The Accountant: Jason Bourne Via A Beautiful Mind!

The Accountant

Christian Wolff is a master accountant who uncooks the books for clients varying from mob fronts to cutting edge technology providers. He is also somewhere on the high functioning autism spectrum/scale – which makes his other very particular set of skills somewhat unexpected.

The Accountant takes the mix of Wolff’s (Ben Affleck) set of skills and sets him a task that requires him to use both – a high tech company specializing in cutting edge prosthetics hires him to uncook their books to find out if $60 million has gone missing. The fact of the missing money was spotted by a nerdy junior accountant, Dana Cummings (Anna Kendrick) and Wolf has been hiring to find out if she’s wrong (she’s not).

The film opens with Wolff figuring out loopholes to help a farmer (Ron Prather) and his wife (Susan Williams) rid themselves of a high tax bill. Despite his slightly off-kilter behavior, there’s a connection made and Wolff visits from time to time to hone his shooting skills.

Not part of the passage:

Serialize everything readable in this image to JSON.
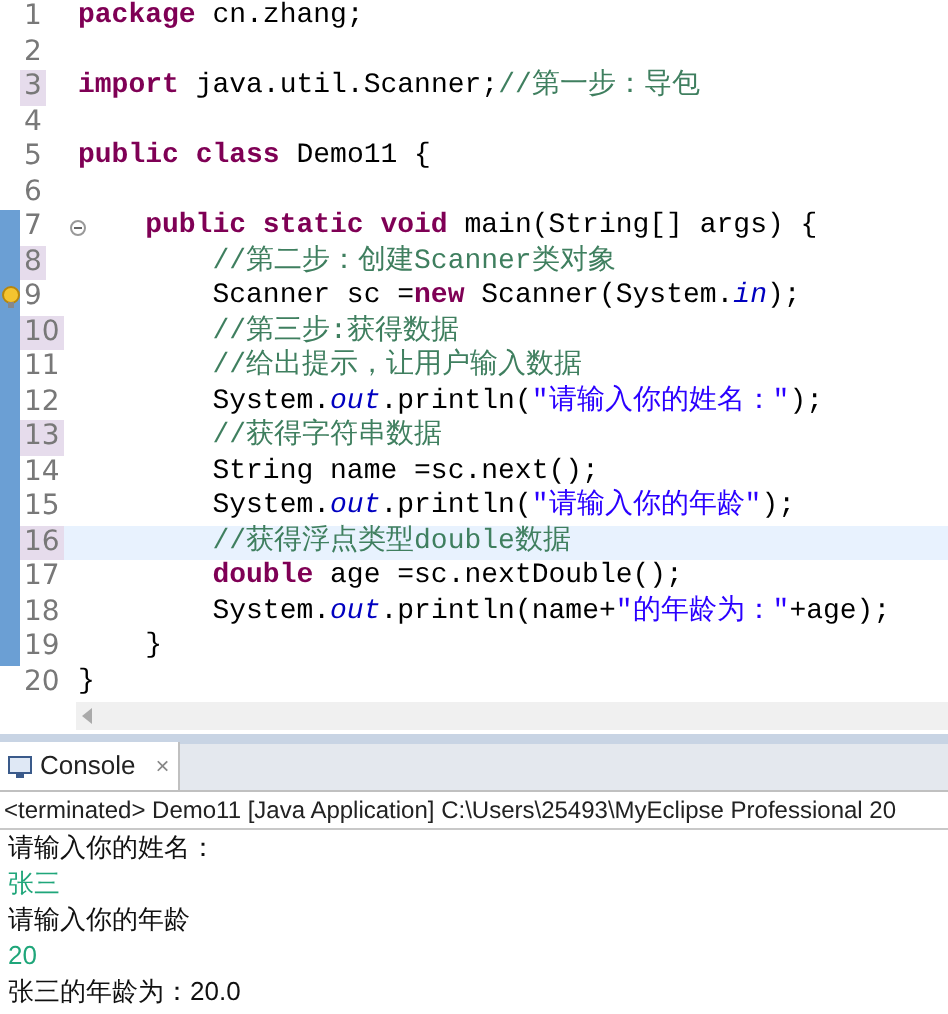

For high end jobs, Wolff relies on Justine (voiced by Alison Wright), an English accented woman on the other end of his cell phone (think Agent Cooper’s Diane but with a voice we can hear). Justine informs him of the job offer from the prosthetics/robotics firm and he pays them a visit – winning them over with his professionalism.

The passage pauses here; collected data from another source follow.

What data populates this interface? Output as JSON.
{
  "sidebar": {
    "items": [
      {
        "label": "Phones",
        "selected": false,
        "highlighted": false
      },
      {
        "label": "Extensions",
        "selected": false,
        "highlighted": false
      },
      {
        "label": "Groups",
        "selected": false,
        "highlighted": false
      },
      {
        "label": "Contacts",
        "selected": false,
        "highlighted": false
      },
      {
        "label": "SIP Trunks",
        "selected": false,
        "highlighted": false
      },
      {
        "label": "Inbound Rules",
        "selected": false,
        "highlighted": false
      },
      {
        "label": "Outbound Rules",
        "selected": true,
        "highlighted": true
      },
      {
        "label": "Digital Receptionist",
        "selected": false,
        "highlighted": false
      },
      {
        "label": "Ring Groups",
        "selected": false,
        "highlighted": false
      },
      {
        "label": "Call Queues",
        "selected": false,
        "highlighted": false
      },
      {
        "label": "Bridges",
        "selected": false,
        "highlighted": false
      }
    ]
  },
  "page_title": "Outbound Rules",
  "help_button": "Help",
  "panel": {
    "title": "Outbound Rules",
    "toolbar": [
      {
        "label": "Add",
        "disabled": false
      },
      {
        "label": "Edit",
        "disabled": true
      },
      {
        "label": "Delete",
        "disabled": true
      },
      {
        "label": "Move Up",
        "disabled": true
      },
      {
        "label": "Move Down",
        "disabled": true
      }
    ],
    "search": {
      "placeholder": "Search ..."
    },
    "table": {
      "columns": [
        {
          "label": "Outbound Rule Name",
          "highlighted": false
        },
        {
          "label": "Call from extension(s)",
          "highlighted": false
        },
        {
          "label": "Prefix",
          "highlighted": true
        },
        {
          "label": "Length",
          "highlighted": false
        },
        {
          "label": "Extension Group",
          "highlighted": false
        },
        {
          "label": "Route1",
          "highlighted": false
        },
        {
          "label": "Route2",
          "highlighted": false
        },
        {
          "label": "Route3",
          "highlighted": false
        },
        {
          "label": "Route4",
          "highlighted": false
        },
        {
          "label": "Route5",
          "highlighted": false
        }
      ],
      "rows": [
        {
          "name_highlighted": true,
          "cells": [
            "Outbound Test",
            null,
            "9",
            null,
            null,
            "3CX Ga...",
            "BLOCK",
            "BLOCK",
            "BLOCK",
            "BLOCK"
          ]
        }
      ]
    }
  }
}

Meanwhile, Treasury Depart head of Crime Enforcement Division Ray King (J.K. Simmons) is looking for the accountant for personal reasons – and coerces (a slightly prettier word than blackmails) one of his top analysts, Agent Marybeth Medina (Cynthia Addai-Robinson), into working full-time on finding him.

Then there’s an arc where a cheerful assassin (Jon Bernthal) is killing people. Wolff sees him coming out of the wrong house and shadows him but the assassin spots him and takes a shot at him.

The Accountant

Naturally, the high tech company’s books are off by $60 million, but before Wolff and Cummings can finish the job (and Wolff has a thing about finishing jobs – flashbacks give us his backstory at appropriate intervals), one of the company’s top executives (Jean Smart) is executed and the company’s owner/her brother (John Lithgow) tells them they are done.

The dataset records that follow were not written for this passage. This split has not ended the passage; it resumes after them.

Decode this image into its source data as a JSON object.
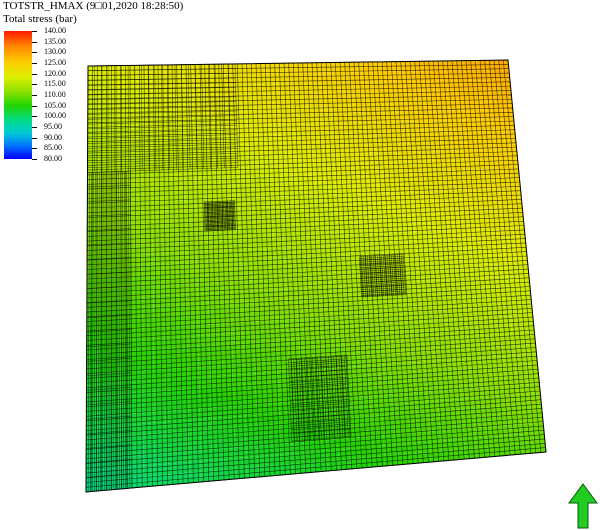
{
  "view": {
    "title": "TOTSTR_HMAX (9□01,2020 18:28:50)",
    "subtitle": "Total stress (bar)"
  },
  "legend": {
    "labels": [
      "140.00",
      "135.00",
      "130.00",
      "125.00",
      "120.00",
      "115.00",
      "110.00",
      "105.00",
      "100.00",
      "95.00",
      "90.00",
      "85.00",
      "80.00"
    ],
    "min": 80,
    "max": 140,
    "colors": {
      "high": "#ff1a00",
      "mid": "#22d400",
      "low": "#0000ff"
    }
  },
  "mesh": {
    "grid_color": "#000000"
  },
  "north_arrow": {
    "color": "#22cc22",
    "icon": "north-arrow-icon"
  }
}
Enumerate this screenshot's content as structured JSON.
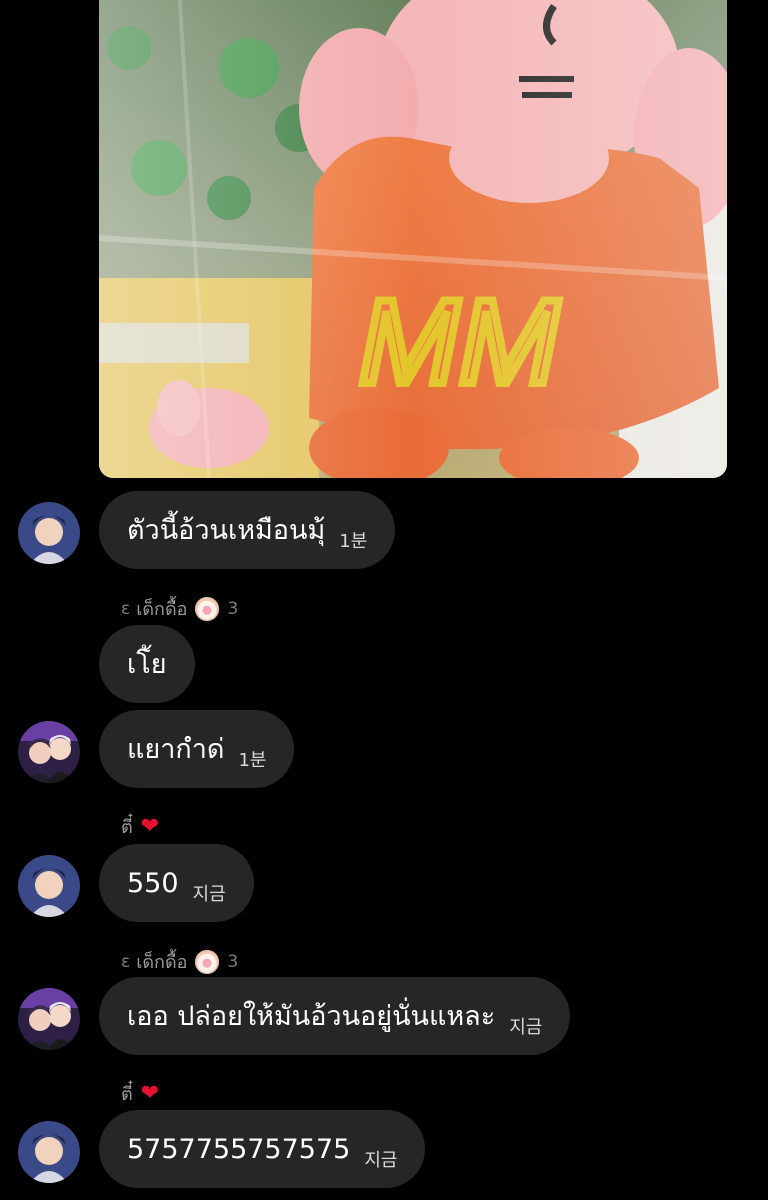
{
  "photo": {
    "embroidered_text": "MM"
  },
  "messages": [
    {
      "text": "ตัวนี้อ้วนเหมือนมุ้",
      "time": "1분"
    },
    {
      "text": "เโ้ย",
      "time": ""
    },
    {
      "text": "แยากำด่",
      "time": "1분"
    },
    {
      "text": "550",
      "time": "지금"
    },
    {
      "text": "เออ ปล่อยให้มันอ้วนอยู่นั่นแหละ",
      "time": "지금"
    },
    {
      "text": "5757755757575",
      "time": "지금"
    }
  ],
  "labels": [
    {
      "prefix": "ε",
      "name": "เด็กดื้อ",
      "suffix": "3"
    },
    {
      "name": "ตี๋"
    },
    {
      "prefix": "ε",
      "name": "เด็กดื้อ",
      "suffix": "3"
    },
    {
      "name": "ตี๋"
    }
  ],
  "colors": {
    "background": "#000000",
    "bubble": "#262626",
    "heart": "#e8112d"
  }
}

Wolff and Dana wind up on Cheerful’s kill list and all the players are in place for a rousing final act that would seem very much the same as many others were it not for Wolff’s unique skill set and position in the spectrum.

What Makes The Accountant different is not just Wolff, but the way he connects with people – either via taking on a job (legal or not), or through his natural ability with numbers. He’s working with a beautiful, if nerdy, woman but the only time he feels anything approaching excitement is when he finds her discover was right and the two enthusiastically run through their methodology; he becomes friends with the farmer and his wife through his work on their income tax and the way they let him practice shooting on their farm…


Bill Dubuque’s script is witty and charming even as it’s simultaneously cool and methodical (like Wolff). Wolff’s conversational skills are, to say the least, limited (‘We should go’) and his efforts to blend in are well handled – though he never quite pulls that off, he is certainly aware of the need to try (refer back to those flashbacks for a mentor played by Jeffrey Tambor).

Affleck nails the character so precisely – the discomfort with making eye contact; the sense of not quite occupying the same space as everyone else; the need to finish what he starts; the OCD mannerisms surrounding mundane actions like preparing and eating a meal, or even preparing to fire one of the BIG guns in his arsenal – that he pretty much keeps The Accountant from being an average action film by himself.

Another slight twist that keeps what could otherwise be just another set of action sequences, is that Wolff uses the Indonesian martial art pentjak silat – which we’ve seen in Gareth Evans’ Raid movies.


Of course, when you have J.K. Simmons, Jeffrey Tambor, Anna Kendrick, Jon Bernthal, Jean Smart and John Lithgow in the movie, you know that the material will be elevated to the next level. The result being that The Accountant takes is unique protagonist and shuffles him from an average-to-good movie to a very good film.

Gavin O’Connor (Warrior) uses a cool palette (grays and blues with some greens) to echo Wolff’s personality (and maybe his need for connections that he can’t quite express) and uses a combination of zooms and tracking shots to make Wolff’s more cerebral work exciting before using many of the same kinds of shots in The Accountant’s action sequences – emphasizing how, to Wolff, working with numbers is almost the same exact thing as taking on a horde of trained killers.

An added bonus is that the film ends in such a way that it could be either Shane riding off into the sunset, or an opening for a sequel should the film do well.

The Accountant is an original enough spin on some well-worn tropes that it deserves to do well enough to spawn a sequel.